Les tableaux étonnent par la disparité des textures réelles et représentées. Le grain quasi pixellisé de l’image est rendu par une composition matte et lisse. Le décalque délicat des tons plus clairs sur le fond noir ne démontre aucune trace éloquente de l’artiste accentuant ainsi la dissolution du contenu dans sa représentation. En effet, le sujet s’évanouit à travers les manipulations d’échelle qui en exaltent la forme et la texture. Le substrat végétal se mue en une hypnotisante étude tonale. La séquence de tableaux de formats variés rejoue par ailleurs les modulations du zoom sur l’image. Si bien, qu’elle accomplit autant cette abstraction du sujet que la dépersonnalisation de la représentation.

Présentée sur le mur opposé, la série Matrice (2016-18) enrichit la feinte figurative de  Nanostructures sur textile de coton d’une perspective temporelle. Les papiers Vélin réfèrent directement aux lents processus de création de Deschênes dont ils dévoilent la patiente et rigoureuse minutie. Utilisées comme calques, les matrices manifestent d’une part le passage du dessin à la peinture et multiplient, d’autre part, les faces de la représentation. Le transfert de matière favorise un déploiement conséquent de l’image sur les recto et verso du papier. Si le pastel blanc donne au dessin une aura fantomatique, les traits rouges dépeignent quant à eux une certaine topographie du geste.
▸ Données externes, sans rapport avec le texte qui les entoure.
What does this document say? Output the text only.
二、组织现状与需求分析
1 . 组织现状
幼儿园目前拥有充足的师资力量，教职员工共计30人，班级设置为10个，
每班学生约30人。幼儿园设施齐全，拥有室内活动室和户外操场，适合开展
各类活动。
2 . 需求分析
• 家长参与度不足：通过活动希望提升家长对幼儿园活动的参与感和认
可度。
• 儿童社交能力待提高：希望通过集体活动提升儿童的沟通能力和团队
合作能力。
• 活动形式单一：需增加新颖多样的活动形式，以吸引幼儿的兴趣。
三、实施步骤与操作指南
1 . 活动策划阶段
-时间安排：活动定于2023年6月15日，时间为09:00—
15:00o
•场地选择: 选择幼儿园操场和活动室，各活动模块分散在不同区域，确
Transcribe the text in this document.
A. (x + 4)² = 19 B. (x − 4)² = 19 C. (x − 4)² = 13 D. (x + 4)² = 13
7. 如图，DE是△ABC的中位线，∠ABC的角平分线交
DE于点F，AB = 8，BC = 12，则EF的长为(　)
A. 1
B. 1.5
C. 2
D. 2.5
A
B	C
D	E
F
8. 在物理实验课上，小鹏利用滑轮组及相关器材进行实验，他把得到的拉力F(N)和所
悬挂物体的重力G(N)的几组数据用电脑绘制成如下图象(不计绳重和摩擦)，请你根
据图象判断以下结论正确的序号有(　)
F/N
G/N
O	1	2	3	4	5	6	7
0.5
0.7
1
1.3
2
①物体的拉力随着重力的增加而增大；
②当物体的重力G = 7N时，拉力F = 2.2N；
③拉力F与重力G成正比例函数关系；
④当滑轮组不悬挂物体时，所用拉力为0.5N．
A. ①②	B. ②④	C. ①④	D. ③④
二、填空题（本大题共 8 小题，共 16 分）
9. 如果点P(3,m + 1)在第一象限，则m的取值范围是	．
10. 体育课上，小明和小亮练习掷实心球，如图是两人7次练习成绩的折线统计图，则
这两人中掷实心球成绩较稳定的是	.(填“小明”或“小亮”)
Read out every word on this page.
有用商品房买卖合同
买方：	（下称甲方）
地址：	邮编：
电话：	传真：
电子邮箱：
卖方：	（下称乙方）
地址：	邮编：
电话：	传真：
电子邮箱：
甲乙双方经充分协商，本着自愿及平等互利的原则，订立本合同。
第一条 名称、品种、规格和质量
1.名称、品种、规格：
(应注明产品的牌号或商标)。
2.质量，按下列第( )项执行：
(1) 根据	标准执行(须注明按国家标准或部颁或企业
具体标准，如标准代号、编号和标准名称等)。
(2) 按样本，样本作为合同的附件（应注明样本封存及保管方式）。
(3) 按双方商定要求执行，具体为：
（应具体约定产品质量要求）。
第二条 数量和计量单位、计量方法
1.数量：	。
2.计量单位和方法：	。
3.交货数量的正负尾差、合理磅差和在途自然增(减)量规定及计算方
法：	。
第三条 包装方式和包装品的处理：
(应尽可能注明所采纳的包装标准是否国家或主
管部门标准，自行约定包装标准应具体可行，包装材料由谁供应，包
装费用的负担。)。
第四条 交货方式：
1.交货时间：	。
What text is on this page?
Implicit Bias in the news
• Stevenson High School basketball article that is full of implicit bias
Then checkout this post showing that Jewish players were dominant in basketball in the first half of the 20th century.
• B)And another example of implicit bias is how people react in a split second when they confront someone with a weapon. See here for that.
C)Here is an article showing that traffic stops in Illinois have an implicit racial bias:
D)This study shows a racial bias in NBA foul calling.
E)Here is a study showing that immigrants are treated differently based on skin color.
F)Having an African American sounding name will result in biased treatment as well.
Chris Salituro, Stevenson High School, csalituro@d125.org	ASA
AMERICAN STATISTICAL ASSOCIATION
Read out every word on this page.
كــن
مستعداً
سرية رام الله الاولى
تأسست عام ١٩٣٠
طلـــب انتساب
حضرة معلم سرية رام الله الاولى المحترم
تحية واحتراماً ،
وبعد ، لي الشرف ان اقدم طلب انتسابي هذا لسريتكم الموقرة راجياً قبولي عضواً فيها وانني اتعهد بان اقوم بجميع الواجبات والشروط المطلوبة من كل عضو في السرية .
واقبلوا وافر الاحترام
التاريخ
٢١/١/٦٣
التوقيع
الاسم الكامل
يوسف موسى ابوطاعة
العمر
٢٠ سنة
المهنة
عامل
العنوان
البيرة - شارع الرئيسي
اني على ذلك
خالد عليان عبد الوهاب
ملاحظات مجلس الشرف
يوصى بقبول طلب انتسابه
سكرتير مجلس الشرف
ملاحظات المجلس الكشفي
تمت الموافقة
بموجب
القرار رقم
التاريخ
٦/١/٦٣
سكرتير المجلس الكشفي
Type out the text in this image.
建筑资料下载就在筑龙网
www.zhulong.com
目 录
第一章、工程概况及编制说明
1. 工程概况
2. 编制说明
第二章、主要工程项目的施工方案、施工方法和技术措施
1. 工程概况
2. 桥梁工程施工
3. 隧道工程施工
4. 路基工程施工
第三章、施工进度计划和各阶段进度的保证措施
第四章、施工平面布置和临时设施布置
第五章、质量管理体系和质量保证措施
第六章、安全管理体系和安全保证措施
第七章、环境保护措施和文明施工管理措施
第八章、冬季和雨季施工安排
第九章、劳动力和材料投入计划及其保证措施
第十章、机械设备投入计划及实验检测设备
Richard Deschênes inscrit la dislocation du sujet et de la représentation dans l’épreuve du temps de production et de contemplation. Ordre récurrent dans l’utilisation des 26 lettres de l’alphabet (français) (2017) traduit avec une pointe d’humour cet exercice de durée. Tel que son titre l’indique, l’œuvre présente à la façon d’un stencil l’alphabet ordonné d’après le taux d’usage des lettres. Les contours fins au fusain dessinent ainsi un portrait conceptuel de la langue française. À l’instar de la démarche de l’artiste, le temps est à la fois outil et moteur de l’œuvre. Il justifie la succession des lettres et dote ces usages linguistiques d’une valeur presque rituelle.

Les atomistes incite à une vigilance à l’égard des détails, exprimée notamment par Le poids du noir (2017) et Identification (2018). Magnifiés par leur encadrement traditionnel, ces objets trouvés réfèrent à une esthétique industrielle de même qu’à l’univers noir et blanc de l’exposition. Le carton découpé et le papier Letraset condensent ainsi la pratique de Deschênes. Le travail complexe et précis de l’artiste s’organise autour d’objets et de documents éclectiques. Cette matière première au jeu appliqué de décomposition, déduction et révélation rappelle que l’expérience du monde nécessite une durée d’attention cohérente. Les atomistes oblitère toute distraction négligente et offre en ce sens un regard renouvelé sur la banalité comme source d’entendement.

Publié le 21 juin 2018.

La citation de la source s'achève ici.